Although Suhyun first studied materials science in her native South Korea, she joined Imperial from the materials research institute Max-Planck-Institut für Eisenforschung GmbH in Düsseldorf, Germany, and received her PhD from the Ruhr-University Bochum. I worked there as a researcher.
His background was in quantum mechanics. He says he is still new to the field of machine learning, but his current job gives him the opportunity to apply his own expertise while learning and applying new techniques. I will give it to you. at the same time. ”
Being part of Imperial’s materials design group has exposed him to new ways of thinking about materials research. Everyone is doing computational materials science, but with different goals and different approaches. ”
The E4F scheme is coordinated at Imperial by the Energy Futures Lab, the university’s global energy research institute, to help researchers work on key technology-focused projects related to the energy transition and the green transformation of the economy. To do. group.
“The Iberdrola Group is one of the world’s leading energy companies and is leading the transition to a low-emission economy,” said Teresa Rodríguez de Tembleque, Head of Social and Training & Research Programs at Fundación Iberdrola España.
“Over the last 20 years, we have invested around €120 billion in developing sustainable energy models. We are proud to support breakthrough clean energy research through the E4F programme.”
Since joining the fellowship, Suhyun has become more convinced of the need for a rapid and transformative energy transition and is happy to contribute to it, but says the scheme has other benefits as well. .
“Thanks to this fellowship, I have had some wonderful experiences and have been able to interact with other researchers in a way that would otherwise not have been possible. I was able to attend the meeting of all fellows of the program and even meet the King of Spain!”

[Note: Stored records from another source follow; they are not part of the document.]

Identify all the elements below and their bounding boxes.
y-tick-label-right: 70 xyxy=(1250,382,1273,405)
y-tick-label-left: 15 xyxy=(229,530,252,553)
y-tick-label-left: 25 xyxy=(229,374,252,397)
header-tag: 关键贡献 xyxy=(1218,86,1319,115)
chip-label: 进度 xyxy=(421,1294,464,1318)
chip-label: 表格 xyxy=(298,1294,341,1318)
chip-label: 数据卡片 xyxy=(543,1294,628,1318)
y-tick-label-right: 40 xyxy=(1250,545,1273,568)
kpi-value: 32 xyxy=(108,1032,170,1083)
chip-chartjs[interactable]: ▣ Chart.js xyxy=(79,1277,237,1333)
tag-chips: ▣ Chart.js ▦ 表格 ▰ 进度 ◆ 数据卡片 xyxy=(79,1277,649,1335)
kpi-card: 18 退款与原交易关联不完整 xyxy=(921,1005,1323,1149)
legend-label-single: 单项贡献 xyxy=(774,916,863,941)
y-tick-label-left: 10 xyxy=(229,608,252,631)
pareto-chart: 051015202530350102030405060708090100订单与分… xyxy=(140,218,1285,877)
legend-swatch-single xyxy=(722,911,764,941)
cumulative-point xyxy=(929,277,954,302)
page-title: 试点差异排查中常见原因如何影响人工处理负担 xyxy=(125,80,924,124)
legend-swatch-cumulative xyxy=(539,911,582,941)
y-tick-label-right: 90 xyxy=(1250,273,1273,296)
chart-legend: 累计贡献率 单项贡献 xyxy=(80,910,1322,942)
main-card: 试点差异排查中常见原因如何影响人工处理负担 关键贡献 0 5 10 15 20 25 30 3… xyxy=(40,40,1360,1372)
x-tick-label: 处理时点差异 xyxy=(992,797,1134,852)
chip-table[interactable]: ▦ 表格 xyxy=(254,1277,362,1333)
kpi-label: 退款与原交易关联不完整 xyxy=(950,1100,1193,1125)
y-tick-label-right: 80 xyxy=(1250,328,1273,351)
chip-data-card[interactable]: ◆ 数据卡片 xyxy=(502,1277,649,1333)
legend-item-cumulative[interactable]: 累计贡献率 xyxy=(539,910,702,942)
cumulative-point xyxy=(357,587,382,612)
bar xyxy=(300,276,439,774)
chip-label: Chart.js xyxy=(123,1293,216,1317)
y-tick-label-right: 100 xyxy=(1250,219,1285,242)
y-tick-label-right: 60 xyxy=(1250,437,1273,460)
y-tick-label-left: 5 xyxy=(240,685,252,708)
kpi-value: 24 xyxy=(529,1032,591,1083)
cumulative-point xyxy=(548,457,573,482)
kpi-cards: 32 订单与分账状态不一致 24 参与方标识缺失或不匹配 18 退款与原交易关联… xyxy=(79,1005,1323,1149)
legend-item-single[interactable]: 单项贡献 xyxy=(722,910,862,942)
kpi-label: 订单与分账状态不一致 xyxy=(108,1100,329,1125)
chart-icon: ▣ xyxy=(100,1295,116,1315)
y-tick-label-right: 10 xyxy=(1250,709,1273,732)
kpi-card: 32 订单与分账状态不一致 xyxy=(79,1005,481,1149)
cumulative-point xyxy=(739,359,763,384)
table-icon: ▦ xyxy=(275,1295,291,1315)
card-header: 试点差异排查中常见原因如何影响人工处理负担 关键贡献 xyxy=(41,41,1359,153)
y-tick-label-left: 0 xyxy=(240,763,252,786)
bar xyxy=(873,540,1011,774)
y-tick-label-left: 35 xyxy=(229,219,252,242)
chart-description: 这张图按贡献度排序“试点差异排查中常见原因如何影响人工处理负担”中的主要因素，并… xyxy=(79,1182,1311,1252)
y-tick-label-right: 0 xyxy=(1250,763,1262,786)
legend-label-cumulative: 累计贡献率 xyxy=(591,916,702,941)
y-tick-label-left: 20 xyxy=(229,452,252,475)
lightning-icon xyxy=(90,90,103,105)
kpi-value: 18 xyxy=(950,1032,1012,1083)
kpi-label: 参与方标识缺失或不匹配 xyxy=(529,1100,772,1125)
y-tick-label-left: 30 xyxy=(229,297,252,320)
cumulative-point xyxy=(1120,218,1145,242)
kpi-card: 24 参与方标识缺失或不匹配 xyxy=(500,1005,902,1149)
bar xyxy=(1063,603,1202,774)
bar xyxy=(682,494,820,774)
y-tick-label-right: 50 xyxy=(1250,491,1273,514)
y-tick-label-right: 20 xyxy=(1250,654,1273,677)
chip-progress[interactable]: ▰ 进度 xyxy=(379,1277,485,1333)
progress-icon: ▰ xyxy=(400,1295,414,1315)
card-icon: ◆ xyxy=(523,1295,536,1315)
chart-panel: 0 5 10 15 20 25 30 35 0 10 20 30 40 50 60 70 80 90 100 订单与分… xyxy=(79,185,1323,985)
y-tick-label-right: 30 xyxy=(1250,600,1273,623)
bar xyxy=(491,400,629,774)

On a practical level, Suhyun says the fellowship is generous enough to support families living in London. This was important to him. He is interested in coming here, both from a research perspective and from a personal perspective. ”
Soohyun’s time at Imperial is coming to an end and he plans to return to South Korea soon to further develop his career at the Korea Institute of Chemical Technology.
“I encourage other researchers interested in clean energy technologies to explore the E4F fellowship program,” he says. “It’s been a great experience.”
More information about Imperial’s E4F Fellowship can be found here and on the program website.